MANILA – The operator of Cebu Pacific is mulling over the acquisition of bigger aircraft for the expansion of its long-haul operations.
During its stockholders meeting on Thursday, Cebu Air Inc (CEB) president Lance Y. Gokongwei told reporters that the company is in “constant contact with all aircraft manufacturers” — such as Airbus, Boeing and Bombardier — for the purchase of new aircraft.
“I think the market is going towards larger planes because slots are limited. We have to make maximum use of limited slots,” Gokongwei said, referring to the limited slots at the Ninoy Aquino International Airport (NAIA).
According to the Department of Transportation and Communications, the NAIA’s runway can accommodate an hourly average of 36 events, defined as either takeoffs or landings. Aircraft movements — either takeoffs or landings — at NAIA went up to 255,000 in 2011 compared with 171,000 in 2006.

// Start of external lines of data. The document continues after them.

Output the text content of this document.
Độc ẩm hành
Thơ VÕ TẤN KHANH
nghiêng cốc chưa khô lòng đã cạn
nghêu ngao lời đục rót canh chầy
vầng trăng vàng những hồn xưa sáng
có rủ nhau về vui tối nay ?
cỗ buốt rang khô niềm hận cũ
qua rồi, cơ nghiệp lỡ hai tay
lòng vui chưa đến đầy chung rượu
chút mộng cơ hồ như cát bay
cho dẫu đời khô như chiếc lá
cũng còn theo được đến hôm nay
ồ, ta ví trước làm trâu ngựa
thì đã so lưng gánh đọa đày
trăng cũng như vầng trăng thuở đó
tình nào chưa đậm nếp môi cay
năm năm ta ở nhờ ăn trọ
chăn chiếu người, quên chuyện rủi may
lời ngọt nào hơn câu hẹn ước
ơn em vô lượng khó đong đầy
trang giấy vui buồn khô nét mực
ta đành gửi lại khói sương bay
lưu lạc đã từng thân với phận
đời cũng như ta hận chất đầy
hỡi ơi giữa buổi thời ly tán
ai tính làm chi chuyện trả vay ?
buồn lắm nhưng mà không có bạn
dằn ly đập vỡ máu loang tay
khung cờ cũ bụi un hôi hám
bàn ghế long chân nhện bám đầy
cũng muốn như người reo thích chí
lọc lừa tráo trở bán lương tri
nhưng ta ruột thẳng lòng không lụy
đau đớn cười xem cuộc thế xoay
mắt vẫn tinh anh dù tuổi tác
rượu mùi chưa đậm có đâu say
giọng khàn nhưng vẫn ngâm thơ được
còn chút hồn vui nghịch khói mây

Data from the Department of Tourism show that the fleet of commercial airlines doubled to 119 in May last year from only 62 in 2008. These aircraft serviced 30 million passengers last year, up from 18 million in 2006.
The number of Cebu Pacific’s aircraft increased to 51 as of March — including 3 brand new Airbus A330 aircraft — from 43 last year.
Cebu Pacific’s plan to acquire bigger aircraft is in line with its strategy to operate long-haul flights, such as to Europe and the US.
“We’re constantly evaluating our complete plan. So clearly if we’re to do Europe and west coast in the United States then we need a new aircraft. At this time we’re still on our feasibility study,” Gokongwei said.
He said the company also is looking at increasing its flight entitlements to Hong Kong, Indonesia, Australia and Taiwan.
“We’ve actually asked CAB as well to prioritize those countries, Hong Kong as well as Australia. We feel that there’s really a lot of potential for the tourism growth from those countries, especially Hong Kong and Australia,” Gokongwei said, referring to the Civil Aeronautics Board.
Cebu Pacific has 15,000 seats for Hong Kong.
“We’d like to see some substantial increase in the Hong Kong entitlements. There hasn’t been a capacity increase in like 6 years between Manila and Hong Kong. So we’d like to see a substantial increase,” Gokongwei said.
In the first quarter, CEB reported a net income of P164.164 million, 85.8 percent lower than the P1.157 billion in the same three months of last year.
Revenues of P11.76 billion were 11.6 percent higher than the P10.54 billion in 2013. Passenger revenues amounted to P8.85 billion, up 8.3 percent from P8.17 billion last year.